Denen eine Stunde fehlt
Marie, meine langjährige Freundin, stets leicht nervös und mit sonorer Stimme, jedoch ohne weitere körperliche oder seelische Gebrechen, schien heute völlig verändert zu sein. Ihre sonst so kribbelige Art, immer schnell schnell, war wie verflogen. Marie wirkte ruhig, der Klang ihrer Stimme war belegt, leise und irgendwie bedrückt.
Wir treffen uns einmal in der Woche, meist Donnerstags am Abend, um für gemeinsame Urlaube oder Festlichkeiten zu sparen, und um bei einem Glas Rotwein über erlebtes der Woche zu plaudern. Am heutigen Abend war sie keine so fröhliche Gastgeberin. Ich muss betonen, wir beide sind im Moment Single und genießen unsere Freizeit in vollen Zügen. Meistens gehen wir gemeinsam vor die Türe, doch hin und wieder ergibt sich ein Flirt oder gar ein Treffen ohne Freundin, jedoch nie, ohne der anderen eine Mitteilung zukommen zu lassen, vor allem aus Sicherheitsgründen.
"Hattest du heute einen schlechten Tag", fragte ich besorgt, "wenn du nicht bei Laune bist, verabschiede ich mich gleich wieder, und wir holen unseren gemeinsamen Abend nächste Woche nach."
Marie schaute stumm vor sich hin, schüttelte den Kopf, und schenkte uns nach einem kurzen Augenblick des Schweigens ein Glas Rotwein ein. Schließlich setze sie sich auf die Couch und deutete an, dass auch ich Platz nehmen sollte.
"Na, was ist denn", fragte ich ehrlich neugierig geworden.
"Mir fehlt eine Stunde meines Lebens", endlich erzählte Marie, was sie so sehr bedrückte, "und das finde ich gar nicht so witzig."
"Wie meinst du das?" Mit dieser Information konnte ich so gar nichts anfangen. Marie schwieg wieder, denn offensichtlich fiel es ihr schwer darüber zu reden.
Eine Menge Fragen geisterten in meinem Kopf herum, ich wusste nicht mit welcher ich beginnen sollte, um das Problem aus Marie heraus zu kitzeln.
"Wo bitte hattest du diesen Aussetzer?", endlich brach ich das Eis, denn ohne Fragen würde Marie wohl nichts Preis geben.
"Bei der Arbeit? Zu Hause? Wo warst Du? Was hast du getan?", bohrte ich ohne Unterlass.
Marie zögerte, doch dann platze es aus ihr heraus, und unter Tränen berichtete sie mir, was geschehen war. Gespannt lauschte ich ihren Worten.

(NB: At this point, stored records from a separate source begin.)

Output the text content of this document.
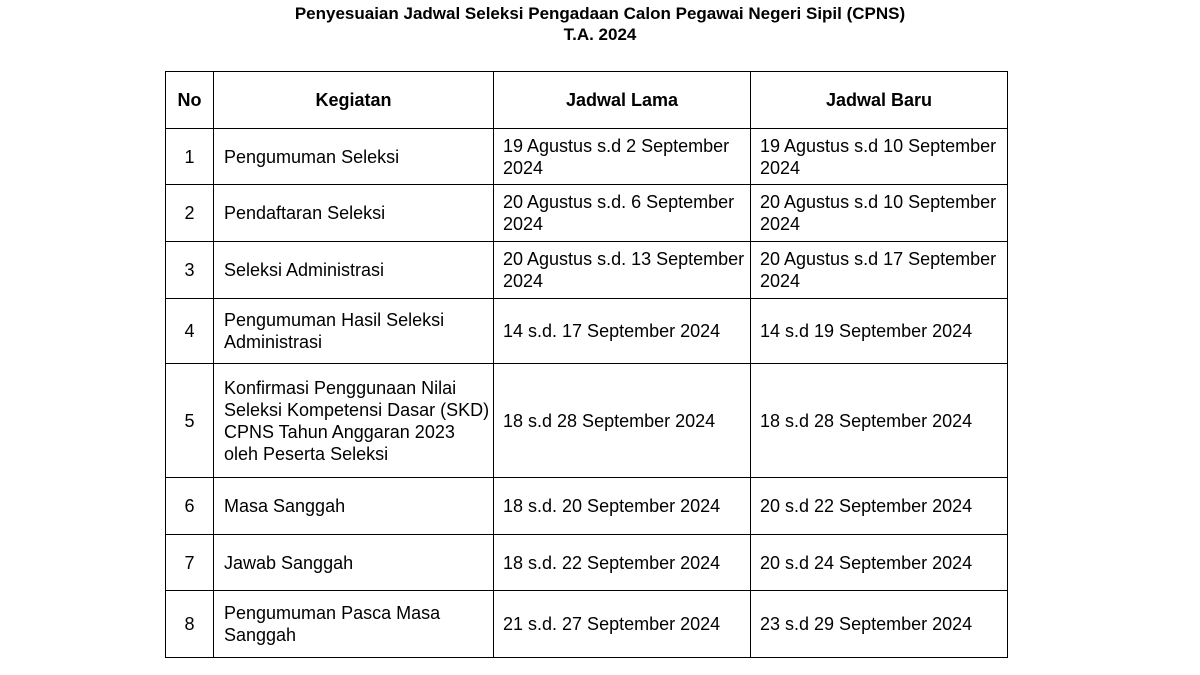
Penyesuaian Jadwal Seleksi Pengadaan Calon Pegawai Negeri Sipil (CPNS)
T.A. 2024
No	Kegiatan	Jadwal Lama	Jadwal Baru
1	Pengumuman Seleksi	19 Agustus s.d 2 September 2024	19 Agustus s.d 10 September 2024
2	Pendaftaran Seleksi	20 Agustus s.d. 6 September 2024	20 Agustus s.d 10 September 2024
3	Seleksi Administrasi	20 Agustus s.d. 13 September 2024	20 Agustus s.d 17 September 2024
4	Pengumuman Hasil Seleksi Administrasi	14 s.d. 17 September 2024	14 s.d 19 September 2024
5	Konfirmasi Penggunaan Nilai Seleksi Kompetensi Dasar (SKD) CPNS Tahun Anggaran 2023 oleh Peserta Seleksi	18 s.d 28 September 2024	18 s.d 28 September 2024
6	Masa Sanggah	18 s.d. 20 September 2024	20 s.d 22 September 2024
7	Jawab Sanggah	18 s.d. 22 September 2024	20 s.d 24 September 2024
8	Pengumuman Pasca Masa Sanggah	21 s.d. 27 September 2024	23 s.d 29 September 2024
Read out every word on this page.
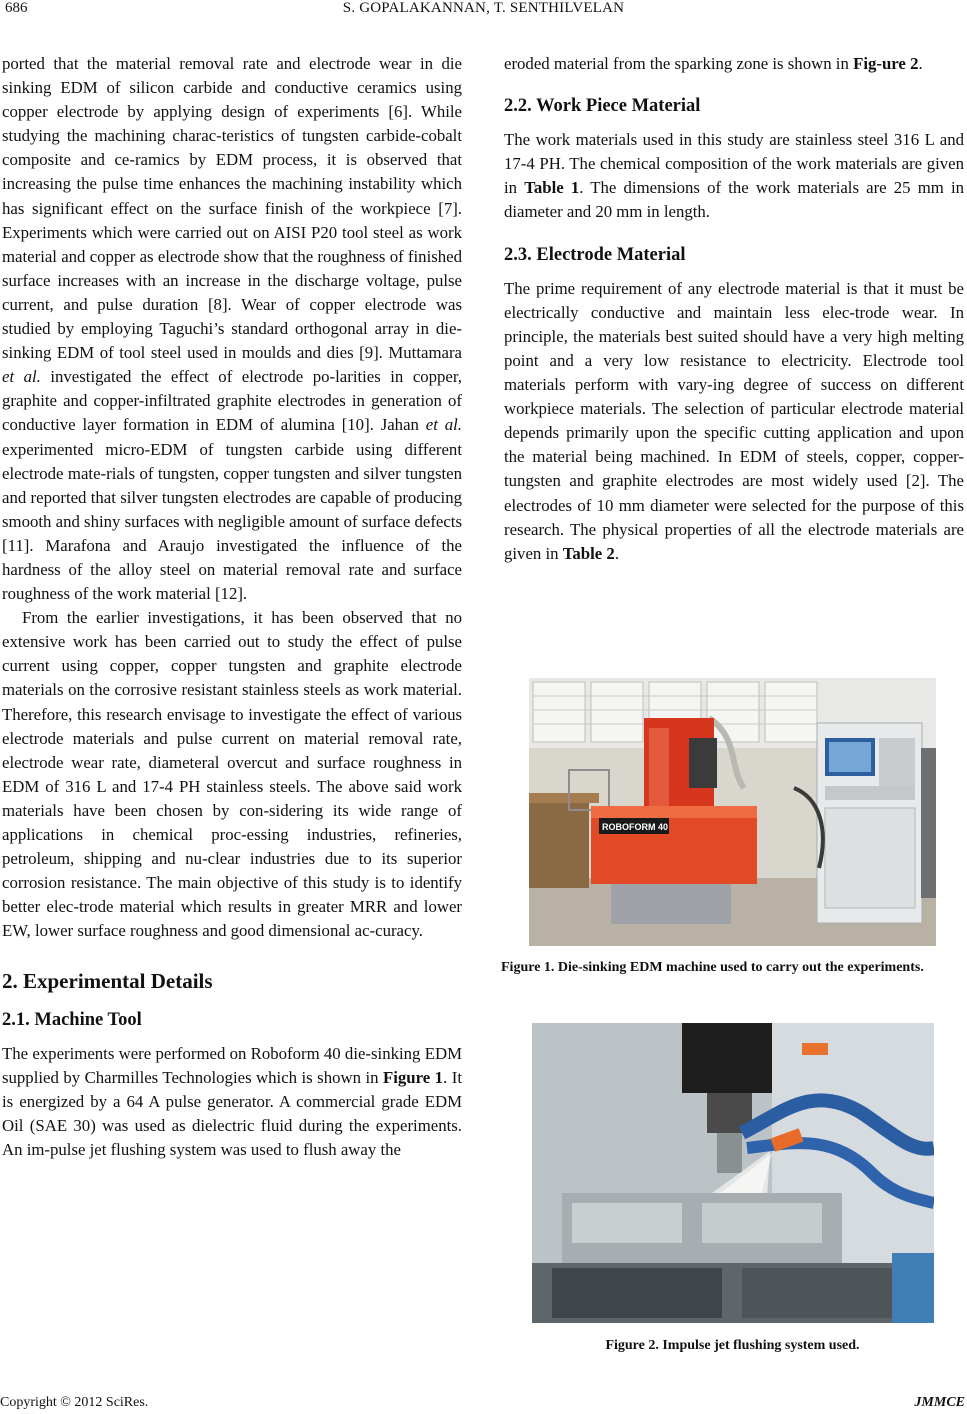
686	S. GOPALAKANNAN, T. SENTHILVELAN

ported that the material removal rate and electrode wear in die sinking EDM of silicon carbide and conductive ceramics using copper electrode by applying design of experiments [6]. While studying the machining charac-teristics of tungsten carbide-cobalt composite and ce-ramics by EDM process, it is observed that increasing the pulse time enhances the machining instability which has significant effect on the surface finish of the workpiece [7]. Experiments which were carried out on AISI P20 tool steel as work material and copper as electrode show that the roughness of finished surface increases with an increase in the discharge voltage, pulse current, and pulse duration [8]. Wear of copper electrode was studied by employing Taguchi’s standard orthogonal array in die-sinking EDM of tool steel used in moulds and dies [9]. Muttamara et al. investigated the effect of electrode po-larities in copper, graphite and copper-infiltrated graphite electrodes in generation of conductive layer formation in EDM of alumina [10]. Jahan et al. experimented micro-EDM of tungsten carbide using different electrode mate-rials of tungsten, copper tungsten and silver tungsten and reported that silver tungsten electrodes are capable of producing smooth and shiny surfaces with negligible amount of surface defects [11]. Marafona and Araujo investigated the influence of the hardness of the alloy steel on material removal rate and surface roughness of the work material [12].

From the earlier investigations, it has been observed that no extensive work has been carried out to study the effect of pulse current using copper, copper tungsten and graphite electrode materials on the corrosive resistant stainless steels as work material. Therefore, this research envisage to investigate the effect of various electrode materials and pulse current on material removal rate, electrode wear rate, diameteral overcut and surface roughness in EDM of 316 L and 17-4 PH stainless steels. The above said work materials have been chosen by con-sidering its wide range of applications in chemical proc-essing industries, refineries, petroleum, shipping and nu-clear industries due to its superior corrosion resistance. The main objective of this study is to identify better elec-trode material which results in greater MRR and lower EW, lower surface roughness and good dimensional ac-curacy.

2. Experimental Details
2.1. Machine Tool

The experiments were performed on Roboform 40 die-sinking EDM supplied by Charmilles Technologies which is shown in Figure 1. It is energized by a 64 A pulse generator. A commercial grade EDM Oil (SAE 30) was used as dielectric fluid during the experiments. An im-pulse jet flushing system was used to flush away the

eroded material from the sparking zone is shown in Fig-ure 2.

2.2. Work Piece Material

The work materials used in this study are stainless steel 316 L and 17-4 PH. The chemical composition of the work materials are given in Table 1. The dimensions of the work materials are 25 mm in diameter and 20 mm in length.

2.3. Electrode Material

The prime requirement of any electrode material is that it must be electrically conductive and maintain less elec-trode wear. In principle, the materials best suited should have a very high melting point and a very low resistance to electricity. Electrode tool materials perform with vary-ing degree of success on different workpiece materials. The selection of particular electrode material depends primarily upon the specific cutting application and upon the material being machined. In EDM of steels, copper, copper-tungsten and graphite electrodes are most widely used [2]. The electrodes of 10 mm diameter were selected for the purpose of this research. The physical properties of all the electrode materials are given in Table 2.

ROBOFORM 40
Figure 1. Die-sinking EDM machine used to carry out the experiments.
Figure 2. Impulse jet flushing system used.
Copyright © 2012 SciRes.	JMMCE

"So wie ich es sage", entgegnete Marie ernst, "mir fehlt eine Stunde, sie ist wie ausradiert. Ich kann mich nicht erinnern wie es geschah, nur wo. Nur der Anfang und das Ende meiner Amnesie ist mir bewusst."
"Ich verstehe kein Wort", sagte ich brüsk, "könntest du mir bitte erklären was du meinst."
"Eva, es ist mir so peinlich, die Situation war so unangenehm", stotterte Marie.
"Jetzt muss es dir aber nicht mehr peinlich sein, ich bin deine Freundin und alles wird gut", tröstete ich sie, noch immer unwissend.
Marie holte noch einmal tief Luft, dabei schaute sie mich an, als ob ich eine Antwort auf all die vielen offenen Fragen hätte.
"Also", sie räusperte sich, "gestern war mein freier Nachmittag, eigentlich wollte ich zu Hause meine Wohnung auf Vordermann bringen, doch ich hatte ein "Date".
"Ach", bemerkte ich, "davon hattest du nichts erwähnt, als wir am Dienstag telefonierten."
"Ich weiß", stotterte Marie, "und vielleicht wäre es besser gewesen, ich hätte dir im Vorfeld davon berichtet."
Ich ahnte bereits, was Marie mir dann schweren Herzens anvertraute.
"Es hat sich ganz spontan entwickelt, am Dienstag Abend, er schrieb so schön, und wir schrieben uns schon eine ganze Weile."
Hin und wieder tummelten wir auf Single-Seiten im Internet, um die Langweile an manchen Abenden oder Wochenenden auszumerzen. Komplimente, nette Mails, ein interessanter Chat-Partner und vielleicht sogar ein aufregendes Telefonat, konnten so manch einsame Stunden versüßen.
"Sein Profil gefiel mir, sein Gesicht war mir sofort sympathisch."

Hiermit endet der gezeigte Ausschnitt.